Aemoo supports exploratory search over the Web. Through a simple keyword-based search interface, users can query Aemoo about the linking network of any entity, which is collected by aggregating knowledge from diverse sources such as linked data, Wikipedia, Twitter, and Google News.
We remark that Aemoo exploits all links existing in Wikipedia: DBpedia dataset based on the Wikipedia infoboxes is only 7% of such knowledge.
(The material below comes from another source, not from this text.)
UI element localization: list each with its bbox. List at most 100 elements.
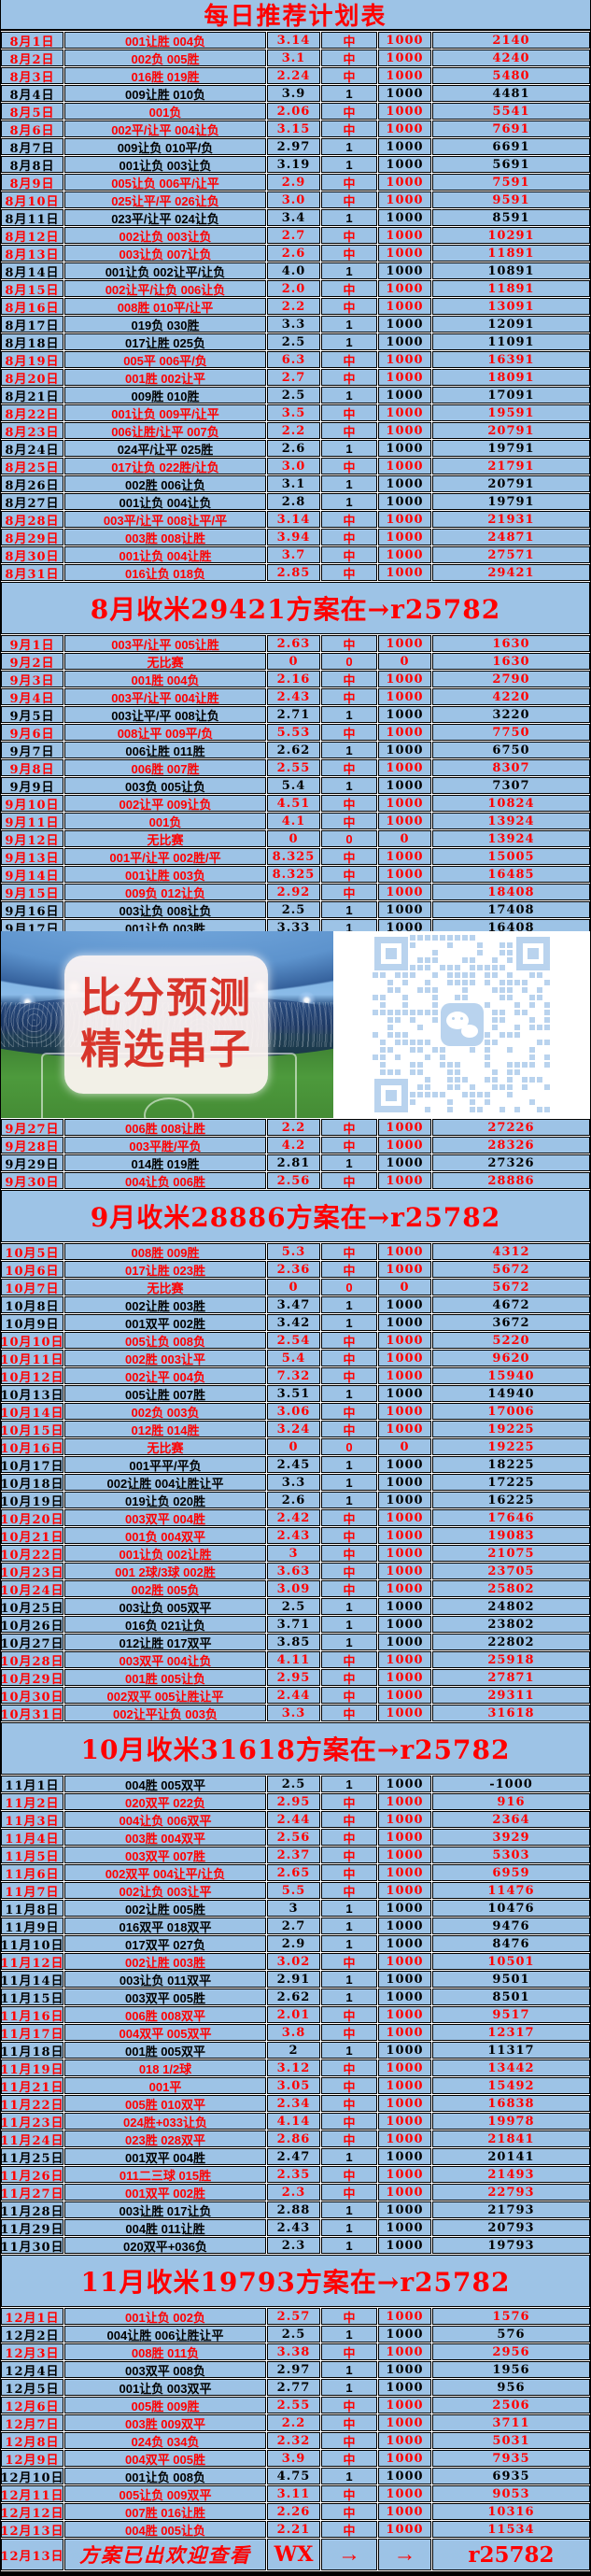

Furthermore, it parses streams of data (currently Twitter and Google news), identifies additional links between entities, and allows the user to explore them by keeping the interaction homogeneous.
As soon as there is a link between two entities, Aemoo shows contextualized explanations of that link to the user.
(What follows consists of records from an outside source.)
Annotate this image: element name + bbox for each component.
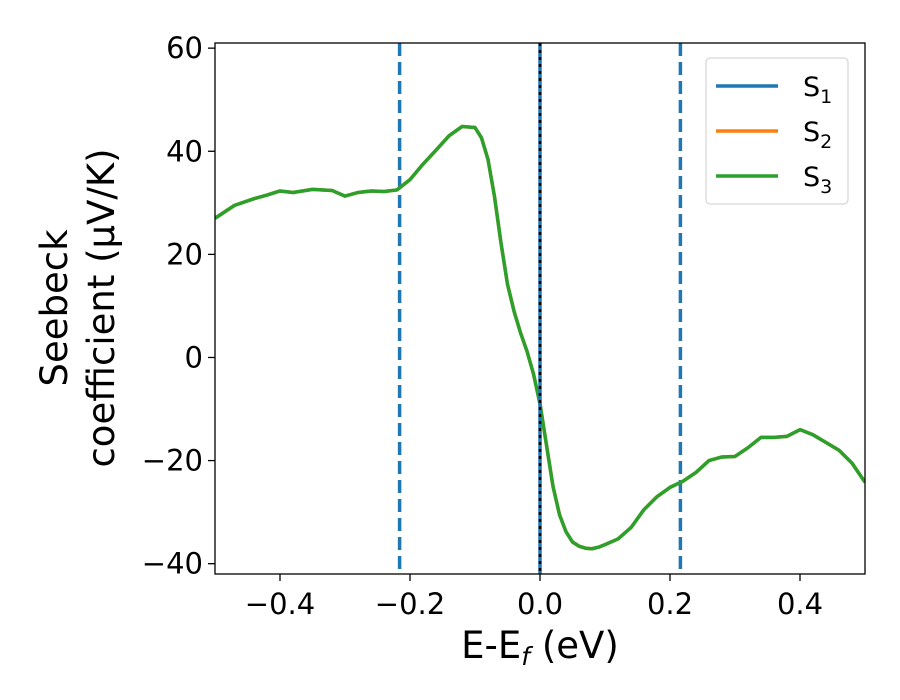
series-lines xyxy=(215,124,865,551)
y-tick-label: 20 xyxy=(166,237,203,271)
legend-label-s2: S2 xyxy=(803,117,832,153)
x-tick-label: −0.2 xyxy=(375,587,445,621)
y-axis-label: Seebeck coefficient (μV/K) xyxy=(33,148,123,467)
x-tick-label: −0.4 xyxy=(245,587,315,621)
y-tick-label: 0 xyxy=(185,340,203,374)
legend-label-s3: S3 xyxy=(803,162,832,198)
x-tick-label: 0.4 xyxy=(777,587,823,621)
x-axis-label-main: E-E xyxy=(461,624,521,667)
legend: S1 S2 S3 xyxy=(705,57,849,205)
y-tick-label: 40 xyxy=(166,134,203,168)
y-axis-ticks: −40 −20 0 20 40 60 xyxy=(142,31,215,581)
y-tick-label: −40 xyxy=(142,547,203,581)
y-axis-label-line1: Seebeck xyxy=(33,229,76,387)
x-tick-label: 0.0 xyxy=(517,587,563,621)
y-tick-label: −20 xyxy=(142,444,203,478)
y-axis-label-line2: coefficient (μV/K) xyxy=(80,148,123,467)
y-tick-label: 60 xyxy=(166,31,203,65)
legend-label-s1: S1 xyxy=(803,72,832,108)
x-axis-label-unit: (eV) xyxy=(530,624,619,667)
x-tick-label: 0.2 xyxy=(647,587,693,621)
x-axis-label: E-Ef (eV) xyxy=(461,624,619,671)
reference-lines xyxy=(397,43,683,574)
x-axis-ticks: −0.4 −0.2 0.0 0.2 0.4 xyxy=(245,574,823,621)
series-3-line xyxy=(215,124,865,551)
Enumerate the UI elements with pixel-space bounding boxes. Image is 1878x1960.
Knowledge aggregation is performed according to cognitively-sound principles through the exploitation of knowledge patterns: This has been rigorously evaluated with a user study
Aemoo was evaluated by means of controlled, task-driven user experiments in order to assess its usability, and ability to provide relevant and serendipitous information as compared to two existing tools: Google and RelFinder. The related paper, accepted for publication to the Semantic Web Journal, can be downloaded here.
Aemoo uses knowledge patterns for selecting core as well as peculiar knowledge about an entity. Users can switch from exploring core to curious knowledge at any time.
Aemoo approach based on knowledge patterns opens several opportunities for studying innovative and effective ways of managing and interacting with knowledge that can only be achieved without Semantic Web technologies. Aemoo currently demonstrates some of them, and is constantly evolving for adding new ones.